Claro, como señaló a los medios en ese momento al senadora Adriana Salvatierra, la prioridad del MAS el lunes 11 era que Evo Morales (junto con Álvaro García y la exministra de Salud Gabriela Montaño) salga con vida hacia el exterior, dado las señales de riesgo que dio la serie de prohibiciones y permisos del uso del espacio aéreo en varios países de la región; algunos simplemente prohibieron el sobrevuelo de Morales encima de su territorio.

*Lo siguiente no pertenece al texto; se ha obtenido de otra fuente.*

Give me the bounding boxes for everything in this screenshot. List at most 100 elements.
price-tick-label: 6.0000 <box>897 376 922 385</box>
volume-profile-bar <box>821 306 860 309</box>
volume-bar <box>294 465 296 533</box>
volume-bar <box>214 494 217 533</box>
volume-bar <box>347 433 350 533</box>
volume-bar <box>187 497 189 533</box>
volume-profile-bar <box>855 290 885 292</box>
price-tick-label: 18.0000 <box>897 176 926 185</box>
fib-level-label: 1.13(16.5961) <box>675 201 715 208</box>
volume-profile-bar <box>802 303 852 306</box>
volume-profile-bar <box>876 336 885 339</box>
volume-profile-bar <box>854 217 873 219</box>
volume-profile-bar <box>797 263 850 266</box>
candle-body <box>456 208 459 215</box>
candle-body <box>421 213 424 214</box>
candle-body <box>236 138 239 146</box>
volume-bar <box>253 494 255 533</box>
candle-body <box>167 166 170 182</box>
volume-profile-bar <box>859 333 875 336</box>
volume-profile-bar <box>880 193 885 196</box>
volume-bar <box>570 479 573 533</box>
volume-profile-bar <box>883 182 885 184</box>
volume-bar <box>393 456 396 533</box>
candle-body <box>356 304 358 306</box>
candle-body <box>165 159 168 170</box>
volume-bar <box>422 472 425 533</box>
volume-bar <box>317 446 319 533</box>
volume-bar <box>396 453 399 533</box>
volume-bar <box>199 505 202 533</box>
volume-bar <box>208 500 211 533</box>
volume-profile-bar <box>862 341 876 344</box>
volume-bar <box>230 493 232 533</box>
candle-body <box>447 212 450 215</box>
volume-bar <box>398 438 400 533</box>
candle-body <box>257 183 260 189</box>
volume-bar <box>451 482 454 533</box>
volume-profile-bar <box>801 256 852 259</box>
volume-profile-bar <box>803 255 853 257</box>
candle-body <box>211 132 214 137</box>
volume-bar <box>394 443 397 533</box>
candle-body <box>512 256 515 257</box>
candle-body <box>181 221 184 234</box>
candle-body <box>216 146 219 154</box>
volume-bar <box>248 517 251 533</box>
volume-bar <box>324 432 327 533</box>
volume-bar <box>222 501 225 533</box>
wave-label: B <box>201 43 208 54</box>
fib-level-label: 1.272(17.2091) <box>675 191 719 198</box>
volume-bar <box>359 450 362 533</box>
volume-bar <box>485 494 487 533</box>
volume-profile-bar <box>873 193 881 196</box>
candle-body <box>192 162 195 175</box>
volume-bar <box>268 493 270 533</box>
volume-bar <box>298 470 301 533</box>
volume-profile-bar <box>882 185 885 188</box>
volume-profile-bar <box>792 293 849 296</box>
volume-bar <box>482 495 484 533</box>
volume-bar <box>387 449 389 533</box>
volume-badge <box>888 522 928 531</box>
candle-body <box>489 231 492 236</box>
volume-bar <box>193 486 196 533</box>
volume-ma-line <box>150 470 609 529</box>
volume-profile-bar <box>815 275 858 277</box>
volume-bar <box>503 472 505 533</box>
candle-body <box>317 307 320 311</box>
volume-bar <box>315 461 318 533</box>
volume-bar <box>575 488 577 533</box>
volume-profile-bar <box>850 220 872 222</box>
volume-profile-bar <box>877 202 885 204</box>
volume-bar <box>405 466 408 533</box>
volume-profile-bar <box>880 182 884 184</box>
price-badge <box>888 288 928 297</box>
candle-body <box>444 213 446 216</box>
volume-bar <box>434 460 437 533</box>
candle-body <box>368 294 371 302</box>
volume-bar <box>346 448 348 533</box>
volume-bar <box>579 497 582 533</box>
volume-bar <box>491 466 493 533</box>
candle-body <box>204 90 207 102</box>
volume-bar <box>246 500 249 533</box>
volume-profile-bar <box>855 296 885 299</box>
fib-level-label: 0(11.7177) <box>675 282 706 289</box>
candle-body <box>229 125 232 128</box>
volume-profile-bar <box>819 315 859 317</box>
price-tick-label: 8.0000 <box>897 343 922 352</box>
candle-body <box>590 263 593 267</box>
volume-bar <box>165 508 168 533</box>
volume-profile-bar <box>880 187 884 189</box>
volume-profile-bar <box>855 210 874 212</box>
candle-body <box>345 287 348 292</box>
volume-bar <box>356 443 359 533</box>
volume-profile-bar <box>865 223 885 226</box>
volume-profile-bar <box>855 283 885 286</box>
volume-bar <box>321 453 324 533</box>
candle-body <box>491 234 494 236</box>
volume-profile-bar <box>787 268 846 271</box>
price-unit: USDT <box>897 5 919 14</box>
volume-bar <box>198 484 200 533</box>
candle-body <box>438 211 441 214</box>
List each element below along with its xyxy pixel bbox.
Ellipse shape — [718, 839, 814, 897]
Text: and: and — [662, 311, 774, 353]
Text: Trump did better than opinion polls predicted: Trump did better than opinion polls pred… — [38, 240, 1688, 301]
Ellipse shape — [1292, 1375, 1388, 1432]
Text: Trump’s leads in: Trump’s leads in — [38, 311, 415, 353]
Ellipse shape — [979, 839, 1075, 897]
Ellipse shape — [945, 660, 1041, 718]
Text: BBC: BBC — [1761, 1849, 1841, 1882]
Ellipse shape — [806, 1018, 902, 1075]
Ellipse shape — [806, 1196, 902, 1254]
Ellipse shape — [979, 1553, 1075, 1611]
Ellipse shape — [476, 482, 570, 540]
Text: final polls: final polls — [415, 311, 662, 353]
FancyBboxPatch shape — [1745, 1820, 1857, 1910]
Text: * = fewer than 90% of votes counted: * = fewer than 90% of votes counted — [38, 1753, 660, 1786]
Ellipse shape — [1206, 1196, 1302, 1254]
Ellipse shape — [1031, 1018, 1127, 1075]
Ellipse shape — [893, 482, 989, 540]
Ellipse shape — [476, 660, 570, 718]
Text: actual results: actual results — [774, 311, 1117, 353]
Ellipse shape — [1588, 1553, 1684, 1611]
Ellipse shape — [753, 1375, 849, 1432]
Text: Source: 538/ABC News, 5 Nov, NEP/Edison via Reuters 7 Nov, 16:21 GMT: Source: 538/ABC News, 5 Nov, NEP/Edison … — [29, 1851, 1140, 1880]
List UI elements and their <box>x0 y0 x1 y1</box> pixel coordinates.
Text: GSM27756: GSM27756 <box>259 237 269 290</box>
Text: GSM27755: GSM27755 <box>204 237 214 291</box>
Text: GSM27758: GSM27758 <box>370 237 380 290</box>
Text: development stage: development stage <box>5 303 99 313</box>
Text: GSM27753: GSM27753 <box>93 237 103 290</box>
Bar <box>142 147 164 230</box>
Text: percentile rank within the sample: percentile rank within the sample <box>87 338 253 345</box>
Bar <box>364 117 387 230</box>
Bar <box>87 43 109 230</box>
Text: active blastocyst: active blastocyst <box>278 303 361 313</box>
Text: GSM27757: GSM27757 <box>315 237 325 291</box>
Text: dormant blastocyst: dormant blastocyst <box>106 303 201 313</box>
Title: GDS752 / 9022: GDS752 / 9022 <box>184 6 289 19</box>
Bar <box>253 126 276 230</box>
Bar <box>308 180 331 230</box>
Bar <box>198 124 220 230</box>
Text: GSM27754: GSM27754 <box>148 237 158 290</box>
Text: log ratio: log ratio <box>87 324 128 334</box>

Justiniano lo confirma al sostener que incluso algunos legisladores del MAS le “consultaron” si “autorizaba” la salida de Morales. “Mi opinión era que mientras Evo esté más lejos, mejor”. En el mismo sentido, al parecer, lo captó en el aire el expresidente Jorge Tuto Quiroga, que, coinciden masistas y opositores al MAS, fue actor clave para la salida de Morales: “Es muy interesante que cuando uno es presidente tiene muchos edecanes, que años más tarde llegan a ser jefes militares, pero mantienen el mismo celular, gracias a ello se lograron contactos claves para las autorizaciones de la salida aérea del expresidente”, revela Mur la circunstancia.

Y como adelantara Justiniano, luego el debate era el rol de la Asamblea en la sucesión.

Aquí, la lógica que correspondía era, señala la diputada por el MAS Sonia Brito, que al señalar la Constitución la sucesión de presidencia a presidencia (Senado-Diputados), excluye las vicepresidencias en ambos casos. Así, al renunciar Salvatierra y Borda, lo que correspondía era convocar a la Asamblea, recomponer las directivas de ambas cámaras y, en el caso del Senado, al elegir a su nuevo presidente o presidenta y viabilizar su sucesión a la presidencia del Estado. No se hizo esto y ahí estuvo el atropello, afirma. En contraposición, el diputado Gonzalo Barrientos, de Unidad Demócrata, afirma que la sucesión presidencial no depende de la Asamblea Legislativa. “La Constitución es sabia, pues establece que la sucesión no requería de ninguna sesión parlamentaria”. Es un hecho automático, enfatiza; por eso se pudo proceder a la asunción del mando de Jeanine Áñez, “la sexta en sucesión, la segunda vicepresidenta; así lo interpretó el Tribunal Constitucional y así se procedió”, concluye Paz.